Merchants’ “lack of routing choice” in e-Commerce costs them “billions of dollars each year”, according to the Merchants Payment Coalition (MPC). The MPC is a trade group that represents gasoline, supermarket, convenience store, as well as other retail chains.
Larger merchants have been pressing for the Fed to make much-needed changes to the current rules that govern transaction routing and pricing.
Earlier this year, on May 7, the Fed welcomed comments for a “proposed clarification” to its rules on enforcing the 2010 Durbin Amendment that determines that merchants can have two “unaffiliated networks” in order to route card-not-present transactions.
Evidently, there have been numerous claims from merchants that larger banks were sending online debit transactions to Mastercard or Visa networks first, instead of alternative debit switches like NYCE, Pulse, or Shazam. It is a widely known fact that alternative systems offer considerably lower pricing and better security.
A Decades Long Debate
A debate has been waged for decades in terms of how much credit network behemoths Mastercard and Visa can charge for their credit and debit transactions. Debit transactions were reeled in by regulations, thanks to the legislative efforts by Illinois Democratic Sen. Dick Durbin.

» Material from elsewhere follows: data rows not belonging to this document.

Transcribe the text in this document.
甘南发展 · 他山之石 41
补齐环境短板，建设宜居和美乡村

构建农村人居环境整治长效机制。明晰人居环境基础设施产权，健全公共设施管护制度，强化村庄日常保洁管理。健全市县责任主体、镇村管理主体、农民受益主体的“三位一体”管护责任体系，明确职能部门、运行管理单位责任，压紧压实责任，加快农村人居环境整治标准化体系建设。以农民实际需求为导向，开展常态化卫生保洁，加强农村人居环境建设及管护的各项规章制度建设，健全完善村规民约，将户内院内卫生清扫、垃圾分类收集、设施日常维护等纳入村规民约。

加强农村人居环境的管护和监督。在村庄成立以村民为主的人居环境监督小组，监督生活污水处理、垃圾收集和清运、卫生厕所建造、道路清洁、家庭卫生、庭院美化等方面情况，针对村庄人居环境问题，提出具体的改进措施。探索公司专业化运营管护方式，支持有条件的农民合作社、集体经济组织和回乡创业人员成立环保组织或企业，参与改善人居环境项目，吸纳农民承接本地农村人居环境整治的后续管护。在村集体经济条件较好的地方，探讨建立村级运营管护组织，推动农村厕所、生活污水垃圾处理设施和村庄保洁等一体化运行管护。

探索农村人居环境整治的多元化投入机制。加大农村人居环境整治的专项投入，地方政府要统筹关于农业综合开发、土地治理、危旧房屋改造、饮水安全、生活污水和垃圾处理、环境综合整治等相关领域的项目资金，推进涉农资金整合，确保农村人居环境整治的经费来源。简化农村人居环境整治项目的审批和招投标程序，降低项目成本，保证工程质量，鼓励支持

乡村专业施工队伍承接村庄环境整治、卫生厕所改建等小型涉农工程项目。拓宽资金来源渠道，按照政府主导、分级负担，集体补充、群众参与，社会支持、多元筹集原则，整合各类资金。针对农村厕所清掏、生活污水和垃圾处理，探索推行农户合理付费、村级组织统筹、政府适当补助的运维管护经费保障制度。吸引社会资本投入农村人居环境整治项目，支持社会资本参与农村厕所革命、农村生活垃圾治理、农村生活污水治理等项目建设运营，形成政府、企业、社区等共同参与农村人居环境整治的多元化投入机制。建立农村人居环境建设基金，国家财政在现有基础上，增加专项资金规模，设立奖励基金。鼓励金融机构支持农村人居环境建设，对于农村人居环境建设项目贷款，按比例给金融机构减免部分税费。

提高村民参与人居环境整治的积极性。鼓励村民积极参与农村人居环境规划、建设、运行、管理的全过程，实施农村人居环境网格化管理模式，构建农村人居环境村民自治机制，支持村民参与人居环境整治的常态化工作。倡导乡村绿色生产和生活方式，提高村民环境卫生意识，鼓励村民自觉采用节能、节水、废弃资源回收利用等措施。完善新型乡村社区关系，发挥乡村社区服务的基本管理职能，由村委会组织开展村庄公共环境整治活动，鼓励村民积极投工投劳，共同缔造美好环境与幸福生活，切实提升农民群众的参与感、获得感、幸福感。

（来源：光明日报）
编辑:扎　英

Despite litigation efforts over many years, credit card transactions are still less regulated. A total of six merchant groups have filed comments in support of the Fed’s proposal to clarify the debit routing rules. The Connecticut Food Association expressed their views in the following statement from the association’s president, Wayne Pesce:
“While my members are overwhelmingly utilizing competitive routing for instore transactions, they do not enjoy the same access to competitive debit networks when the card is used online and in mobile transactions, The Board’s proposed clarification will do that, and simply clarify that Visa and MasterCard must compete for retailer business, regardless of where the transaction happens.”
Many merchants have cited the massive shifts to online purchasing as a result of the pandemic. COVID-19 is also blamed for the rising costs of doing business. Both the cost of accepting debit cards as well as the growing barriers to accessing competitive networks is impacting businesses as well as customers.
The Opposing Side
On the other side of the coin, almost 30 people sent in a form letter opposing the clarification of the Fed’s rules. They argued that it would “negatively impact” community banks.
A letter from Jodi Deuser on a June 24 letter stated:
“My community bank is particularly vulnerable to regulatory changes which combine new compliance costs with reductions in fairly-earned revenue. This expansion of the routing requirement to all card-not-present transactions and accompanying mandate that we accept PINless transactions effectively creates a price cap on the revenue community banks receive to participate in these transactions.”
An Ongoing Issue
Currently, a very small percentage of online debit transactions are routed to “alternative switches” because a few of the largest banks do not have the technology that can send payments “without accompanying PINs” to those systems.
The MPC argued that the Fed should “lower the cap” that the Durbin Amendment has placed on the fees that large banks can charge merchants for all their debit transactions.
Under the current law, those institutions that have more than $10 billion in assets are limited to a fee of no higher than 21 cents, an allowance of a penny for fraud prevention, and .05% of the sale to recover fraud losses.
Long Road Ahead
Merchants have long argued that the Fed’s pricing allowance for banks has been “too liberal” based on the language of the law. What’s more is that they have paid “billions” more than they should have, if the Fed actually complied with the Durbin Amendment.